Justice finds papers that could aid Demjanjuk 1978 documents had been misfiled

June 13, 1992|By Los Angeles Times

WASHINGTON -- The Department of Justice had in its files in 1978, but did not disclose, references to a man whom defenders of John Demjanjuk claim was actually the "Ivan the Terrible" at the Treblinka death camp, Assistant Attorney General Robert S. Mueller III disclosed yesterday.

In the department's first formal statement on the Demjanjuk case since his Israeli death sentence came under serious challenge, Mr. Mueller said that the department's internal watchdog unit was investigating "serious issues of prosecutorial misconduct."

But so far, said Mr. Mueller, who heads the department's criminal division, no misconduct has been disclosed in connection with the new material. The references were in the files of another accused Treblinka guard, Feodor Fedorenko, who was stripped of his U.S. citizenship, deported to the Soviet Union in 1984, and later executed as a Nazi collaborator.

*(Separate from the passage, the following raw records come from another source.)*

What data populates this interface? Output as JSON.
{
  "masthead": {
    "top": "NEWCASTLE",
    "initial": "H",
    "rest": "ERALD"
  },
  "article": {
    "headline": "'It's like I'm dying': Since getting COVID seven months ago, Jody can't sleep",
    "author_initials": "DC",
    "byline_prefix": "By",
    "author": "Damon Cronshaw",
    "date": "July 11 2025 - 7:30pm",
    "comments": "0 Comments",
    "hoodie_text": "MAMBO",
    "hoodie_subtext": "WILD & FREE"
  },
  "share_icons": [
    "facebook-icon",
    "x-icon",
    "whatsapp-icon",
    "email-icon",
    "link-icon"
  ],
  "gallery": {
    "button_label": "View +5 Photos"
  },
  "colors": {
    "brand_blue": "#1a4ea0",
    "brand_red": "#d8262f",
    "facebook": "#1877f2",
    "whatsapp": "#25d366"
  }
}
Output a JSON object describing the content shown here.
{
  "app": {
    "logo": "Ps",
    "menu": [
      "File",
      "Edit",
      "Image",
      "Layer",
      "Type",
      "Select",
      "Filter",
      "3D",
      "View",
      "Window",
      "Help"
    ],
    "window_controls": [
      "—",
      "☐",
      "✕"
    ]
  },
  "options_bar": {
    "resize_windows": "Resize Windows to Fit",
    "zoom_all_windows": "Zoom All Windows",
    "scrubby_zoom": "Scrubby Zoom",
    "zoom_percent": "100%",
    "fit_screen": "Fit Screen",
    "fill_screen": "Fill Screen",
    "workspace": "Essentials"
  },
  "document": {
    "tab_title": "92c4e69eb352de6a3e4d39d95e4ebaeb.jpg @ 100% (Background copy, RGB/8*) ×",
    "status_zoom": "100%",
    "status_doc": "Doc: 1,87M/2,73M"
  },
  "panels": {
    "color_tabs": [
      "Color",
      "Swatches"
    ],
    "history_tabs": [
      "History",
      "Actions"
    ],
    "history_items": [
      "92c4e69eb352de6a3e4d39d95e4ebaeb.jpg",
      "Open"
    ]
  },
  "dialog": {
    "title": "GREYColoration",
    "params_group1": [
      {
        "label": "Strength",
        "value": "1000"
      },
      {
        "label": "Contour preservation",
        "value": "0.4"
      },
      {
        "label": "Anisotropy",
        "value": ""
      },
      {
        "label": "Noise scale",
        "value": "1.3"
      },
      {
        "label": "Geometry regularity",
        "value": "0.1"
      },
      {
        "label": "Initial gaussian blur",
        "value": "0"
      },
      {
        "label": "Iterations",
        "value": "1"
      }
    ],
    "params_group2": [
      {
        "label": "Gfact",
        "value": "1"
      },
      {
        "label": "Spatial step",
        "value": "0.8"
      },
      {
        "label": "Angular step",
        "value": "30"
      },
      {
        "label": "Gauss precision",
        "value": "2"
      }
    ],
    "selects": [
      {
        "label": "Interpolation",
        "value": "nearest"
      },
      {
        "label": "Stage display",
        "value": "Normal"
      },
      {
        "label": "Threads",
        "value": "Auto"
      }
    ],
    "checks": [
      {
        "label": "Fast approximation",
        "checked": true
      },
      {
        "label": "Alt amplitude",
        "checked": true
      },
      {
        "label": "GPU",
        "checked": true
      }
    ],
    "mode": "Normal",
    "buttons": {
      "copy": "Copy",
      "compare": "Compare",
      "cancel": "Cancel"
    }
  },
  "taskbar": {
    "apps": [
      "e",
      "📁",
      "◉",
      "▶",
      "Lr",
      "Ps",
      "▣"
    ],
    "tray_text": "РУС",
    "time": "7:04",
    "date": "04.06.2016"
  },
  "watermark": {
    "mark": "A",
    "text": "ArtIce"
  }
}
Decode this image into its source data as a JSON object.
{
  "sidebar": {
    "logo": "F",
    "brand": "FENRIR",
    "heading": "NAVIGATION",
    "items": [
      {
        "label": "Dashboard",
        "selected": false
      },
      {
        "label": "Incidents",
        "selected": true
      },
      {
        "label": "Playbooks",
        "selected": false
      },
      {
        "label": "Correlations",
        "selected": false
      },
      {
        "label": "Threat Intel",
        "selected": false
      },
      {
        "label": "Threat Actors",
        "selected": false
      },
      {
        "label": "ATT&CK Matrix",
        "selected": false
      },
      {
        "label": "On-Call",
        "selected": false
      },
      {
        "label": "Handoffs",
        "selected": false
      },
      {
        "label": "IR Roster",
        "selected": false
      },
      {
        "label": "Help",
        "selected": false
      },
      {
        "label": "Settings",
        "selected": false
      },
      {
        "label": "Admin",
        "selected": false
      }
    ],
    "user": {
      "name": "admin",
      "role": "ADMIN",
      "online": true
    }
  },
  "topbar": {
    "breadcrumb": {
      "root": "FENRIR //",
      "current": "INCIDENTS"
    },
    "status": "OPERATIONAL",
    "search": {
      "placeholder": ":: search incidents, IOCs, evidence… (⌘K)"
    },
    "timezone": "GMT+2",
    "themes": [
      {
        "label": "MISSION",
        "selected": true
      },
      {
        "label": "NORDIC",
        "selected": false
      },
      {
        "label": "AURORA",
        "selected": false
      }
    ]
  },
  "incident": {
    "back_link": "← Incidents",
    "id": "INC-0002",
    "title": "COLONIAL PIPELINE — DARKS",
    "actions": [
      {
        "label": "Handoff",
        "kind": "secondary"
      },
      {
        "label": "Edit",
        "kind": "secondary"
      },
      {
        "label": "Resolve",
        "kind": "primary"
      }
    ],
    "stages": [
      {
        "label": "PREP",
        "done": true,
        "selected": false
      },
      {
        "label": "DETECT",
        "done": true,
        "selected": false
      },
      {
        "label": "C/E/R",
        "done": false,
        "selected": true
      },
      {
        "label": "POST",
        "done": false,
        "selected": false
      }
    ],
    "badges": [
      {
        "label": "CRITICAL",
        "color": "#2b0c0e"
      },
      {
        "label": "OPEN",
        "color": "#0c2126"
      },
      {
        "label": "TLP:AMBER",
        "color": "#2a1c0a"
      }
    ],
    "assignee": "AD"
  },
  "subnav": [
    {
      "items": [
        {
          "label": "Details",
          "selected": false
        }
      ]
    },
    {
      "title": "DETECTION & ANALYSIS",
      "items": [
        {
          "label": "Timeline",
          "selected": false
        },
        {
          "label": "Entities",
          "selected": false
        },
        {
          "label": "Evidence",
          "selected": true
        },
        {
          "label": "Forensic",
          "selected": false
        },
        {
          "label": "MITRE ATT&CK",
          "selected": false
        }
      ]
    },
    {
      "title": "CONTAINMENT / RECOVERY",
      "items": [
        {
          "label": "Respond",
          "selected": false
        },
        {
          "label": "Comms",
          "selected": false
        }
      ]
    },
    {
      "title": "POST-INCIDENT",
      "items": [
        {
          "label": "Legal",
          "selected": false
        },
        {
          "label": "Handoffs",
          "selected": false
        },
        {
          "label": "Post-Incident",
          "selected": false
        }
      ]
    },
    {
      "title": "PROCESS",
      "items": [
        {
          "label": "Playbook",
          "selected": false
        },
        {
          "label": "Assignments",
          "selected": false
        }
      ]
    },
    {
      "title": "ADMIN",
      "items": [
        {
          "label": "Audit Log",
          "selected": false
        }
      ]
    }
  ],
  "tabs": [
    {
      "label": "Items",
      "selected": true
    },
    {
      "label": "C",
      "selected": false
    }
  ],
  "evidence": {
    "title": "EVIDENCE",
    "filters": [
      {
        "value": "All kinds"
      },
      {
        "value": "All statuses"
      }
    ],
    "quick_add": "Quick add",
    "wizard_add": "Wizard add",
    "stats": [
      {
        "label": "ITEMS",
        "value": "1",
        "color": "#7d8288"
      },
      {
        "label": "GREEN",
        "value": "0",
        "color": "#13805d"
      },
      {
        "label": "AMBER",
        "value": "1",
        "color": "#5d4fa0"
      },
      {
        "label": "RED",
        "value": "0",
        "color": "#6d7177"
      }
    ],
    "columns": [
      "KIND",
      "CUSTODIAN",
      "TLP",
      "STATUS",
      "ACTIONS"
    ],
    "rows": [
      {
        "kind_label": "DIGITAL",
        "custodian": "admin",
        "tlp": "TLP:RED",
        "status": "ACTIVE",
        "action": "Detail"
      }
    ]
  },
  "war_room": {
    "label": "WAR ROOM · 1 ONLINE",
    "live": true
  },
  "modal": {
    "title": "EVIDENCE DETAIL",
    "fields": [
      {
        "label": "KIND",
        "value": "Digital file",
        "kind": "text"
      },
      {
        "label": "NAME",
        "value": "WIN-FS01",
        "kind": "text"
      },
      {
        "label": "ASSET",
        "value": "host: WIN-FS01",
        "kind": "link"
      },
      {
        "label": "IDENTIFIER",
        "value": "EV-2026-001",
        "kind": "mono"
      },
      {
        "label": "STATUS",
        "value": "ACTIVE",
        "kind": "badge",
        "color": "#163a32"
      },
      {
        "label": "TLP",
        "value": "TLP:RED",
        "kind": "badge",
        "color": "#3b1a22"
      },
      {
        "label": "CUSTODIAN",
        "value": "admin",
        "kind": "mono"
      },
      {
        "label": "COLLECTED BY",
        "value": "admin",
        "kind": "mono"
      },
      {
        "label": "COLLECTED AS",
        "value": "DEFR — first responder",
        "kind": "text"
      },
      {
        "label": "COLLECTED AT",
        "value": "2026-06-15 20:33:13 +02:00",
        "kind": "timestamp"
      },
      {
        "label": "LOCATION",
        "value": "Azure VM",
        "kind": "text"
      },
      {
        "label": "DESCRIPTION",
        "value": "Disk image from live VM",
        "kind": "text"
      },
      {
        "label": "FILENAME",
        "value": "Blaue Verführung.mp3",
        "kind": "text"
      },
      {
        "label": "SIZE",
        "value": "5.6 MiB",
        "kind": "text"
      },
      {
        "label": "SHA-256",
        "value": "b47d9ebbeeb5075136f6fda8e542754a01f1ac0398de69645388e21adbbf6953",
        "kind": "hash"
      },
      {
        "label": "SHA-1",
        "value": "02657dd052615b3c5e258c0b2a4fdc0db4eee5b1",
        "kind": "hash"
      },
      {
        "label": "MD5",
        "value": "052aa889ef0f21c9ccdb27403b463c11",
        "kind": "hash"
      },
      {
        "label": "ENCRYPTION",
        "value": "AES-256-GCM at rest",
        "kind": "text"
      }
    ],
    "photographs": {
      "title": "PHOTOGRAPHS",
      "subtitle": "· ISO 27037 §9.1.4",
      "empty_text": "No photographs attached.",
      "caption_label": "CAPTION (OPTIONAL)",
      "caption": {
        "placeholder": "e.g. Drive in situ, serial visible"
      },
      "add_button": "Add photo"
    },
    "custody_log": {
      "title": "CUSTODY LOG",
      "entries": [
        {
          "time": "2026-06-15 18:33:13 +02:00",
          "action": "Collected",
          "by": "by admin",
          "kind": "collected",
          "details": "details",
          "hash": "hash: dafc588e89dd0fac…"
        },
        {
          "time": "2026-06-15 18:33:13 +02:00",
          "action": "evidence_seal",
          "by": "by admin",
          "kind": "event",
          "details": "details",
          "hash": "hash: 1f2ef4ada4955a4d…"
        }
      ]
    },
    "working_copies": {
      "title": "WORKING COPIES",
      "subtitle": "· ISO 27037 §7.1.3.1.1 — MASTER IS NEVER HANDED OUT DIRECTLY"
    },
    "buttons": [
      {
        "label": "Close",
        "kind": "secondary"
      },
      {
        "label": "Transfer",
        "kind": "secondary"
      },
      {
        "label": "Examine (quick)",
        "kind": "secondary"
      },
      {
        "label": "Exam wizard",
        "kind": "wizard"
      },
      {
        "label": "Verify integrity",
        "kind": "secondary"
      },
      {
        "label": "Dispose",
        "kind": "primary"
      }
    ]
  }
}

"We are guided by a single objective," Mr. Mueller said: "To see that justice is done and that the law is scrupulously enforced."

Demjanjuk is a retired Cleveland auto worker who was convicted of war crimes in Israel after he was denaturalized and extradited by the United States. In addition to Demjanjuk, the department's Office of Professional Responsibility recently intensified its investigation of the case of Adrija Artukovic, a Seal Beach, Calif., man who died in a Yugoslav prison in 1988.

Both cases were handled by the department's Office of Special Investigations, which pursues former concentration camp guards and others with Nazi service who lied about their backgrounds when admitted to the United States. Artukovic was minister of interior in a Nazi puppet government in wartime Croatia that carried out the execution of thousands of Jews, Serbs and Gypsies.

Defenders of Artukovic and Demjanjuk contend that the OSI ignored evidence casting doubt on some allegations in its zeal to remove their citizenship and deport them from the United States, allegations that OSI Director Neal M. Sher has repeatedly denied.

The references disclosed yesterday by Mr. Mueller were among material obtained by the United States in August 1978 in connection with Fedorenko's case and "were apparently maintained in the Fedorenko files from that point forward," Mr. Mueller said. Demjanjuk was stripped of his citizenship in 1981 and extradited to Israel five years later. The material was not turned over to his lawyers.

One of the references is an excerpt of a Feb. 21, 1945, Soviet interrogation of Pavel V. Leieko, a Ukrainian who served as a guard at the Treblinka death camp in Poland.

Leieko identified two men who he said had operated motors that fed gases into the gas chambers, which the Nazis represented as a bath house. One of the men had the name Marchenko, which is the last name of a man Demjanjuk's defenders have identified as Ivan the Terrible.

In March 1991, Mr. Mueller said, the Israelis obtained copies of 21 statements made by former Treblinka camp guards to Soviet interrogators between 1944 and 1961, relating to the presence of a Marchenko at the death camp. The statements included the two found to have been in the Department of Justice's Fedorenko file.

5l The material is far from conclusive, however. Along with Mueller's statement, the Department of Justice released immigration documents in which Demjanjuk listed his mother's maiden name as Olga Martschenko. A department official said that the name could be Marchenko as translated from Cyrllic.

In an unusual action, the U.S. 6th Circuit Court of Appeals in Cincinnati last week reopened the question of whether it should have blocked Demjanjuk's extradition to Israel, saying that it may have been based on "erroneous information."

The court ordered the Department of Justice to turn over by July 15 any evidence it had that tended to show that Demjanjuk was not Ivan the Terrible and to detail when U.S. agents first learned of each such item of evidence.